Hi,
I'm 21F and I've struggled with body image issues since I was about 11. Back then I wasn't even over weight, but I become more aware of thinness being the ideal and that's when my very toxic mindset began. Back then I knew nothing about counting calories, instead I'd just starve myself at school and then exercise for hours after school. I guess over the years the restriction has caused me to develop two different mentalities: 1) can't binge if I don't eat and 2) I have to eat all of the bad food at once so I won't be tempted later.
Due to a knee surgery in 2019 and a following post-op infection and like 5 months of recovery, I wasn't able to workout and I gained a decent amount of weight.
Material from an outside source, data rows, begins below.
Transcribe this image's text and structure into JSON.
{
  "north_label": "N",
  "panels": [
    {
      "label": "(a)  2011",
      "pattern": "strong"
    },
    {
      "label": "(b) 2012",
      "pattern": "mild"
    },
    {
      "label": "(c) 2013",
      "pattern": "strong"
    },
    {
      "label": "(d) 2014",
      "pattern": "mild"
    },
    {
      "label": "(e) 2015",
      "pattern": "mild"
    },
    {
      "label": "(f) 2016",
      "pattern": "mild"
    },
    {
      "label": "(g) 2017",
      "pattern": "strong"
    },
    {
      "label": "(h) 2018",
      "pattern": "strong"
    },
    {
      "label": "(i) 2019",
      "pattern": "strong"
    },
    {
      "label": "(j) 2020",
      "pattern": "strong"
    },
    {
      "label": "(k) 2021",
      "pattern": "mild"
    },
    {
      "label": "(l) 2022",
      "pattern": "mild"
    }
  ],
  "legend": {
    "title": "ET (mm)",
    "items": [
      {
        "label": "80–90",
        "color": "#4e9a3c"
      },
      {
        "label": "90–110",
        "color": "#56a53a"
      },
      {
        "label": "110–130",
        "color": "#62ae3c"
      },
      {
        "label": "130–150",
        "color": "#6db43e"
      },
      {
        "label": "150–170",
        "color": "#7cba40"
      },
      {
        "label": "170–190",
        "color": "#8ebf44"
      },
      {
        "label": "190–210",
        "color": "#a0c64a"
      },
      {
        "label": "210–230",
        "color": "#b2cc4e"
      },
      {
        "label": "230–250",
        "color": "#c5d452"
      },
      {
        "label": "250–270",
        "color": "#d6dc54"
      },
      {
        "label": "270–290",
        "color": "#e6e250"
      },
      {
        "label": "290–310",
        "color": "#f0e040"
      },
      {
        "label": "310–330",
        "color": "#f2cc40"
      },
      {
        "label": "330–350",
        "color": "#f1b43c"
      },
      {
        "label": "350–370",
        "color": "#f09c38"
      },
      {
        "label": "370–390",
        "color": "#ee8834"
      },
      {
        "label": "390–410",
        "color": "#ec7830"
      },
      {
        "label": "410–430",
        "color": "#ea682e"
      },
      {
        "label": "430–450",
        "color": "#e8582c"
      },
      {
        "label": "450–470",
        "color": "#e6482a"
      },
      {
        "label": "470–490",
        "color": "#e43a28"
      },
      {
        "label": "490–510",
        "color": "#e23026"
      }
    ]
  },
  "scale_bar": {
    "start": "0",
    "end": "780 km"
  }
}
I got back on track and was consistently losing and I felt pretty comfortable in my body but this year I gained 20 pounds. It feels like the harder I try to lose, the more I gain. I know I need to be in a calorie deficit, but the longer I maintain it the worse I feel about it and the more mentally exhausting it becomes. I don't know how to be consistent about it.
I also know that I'm not eating enough of the right things, I'm deficient in several vitamins and minerals including iron, vitamins A/C/D, potassium, and a few others. I take multi-vitamins to help combat it and I think I need to take iron pills as I've cut out red meat and pork from my diet. I guess my main point is that I know what I need to do, but I just can't do it or keep up with it.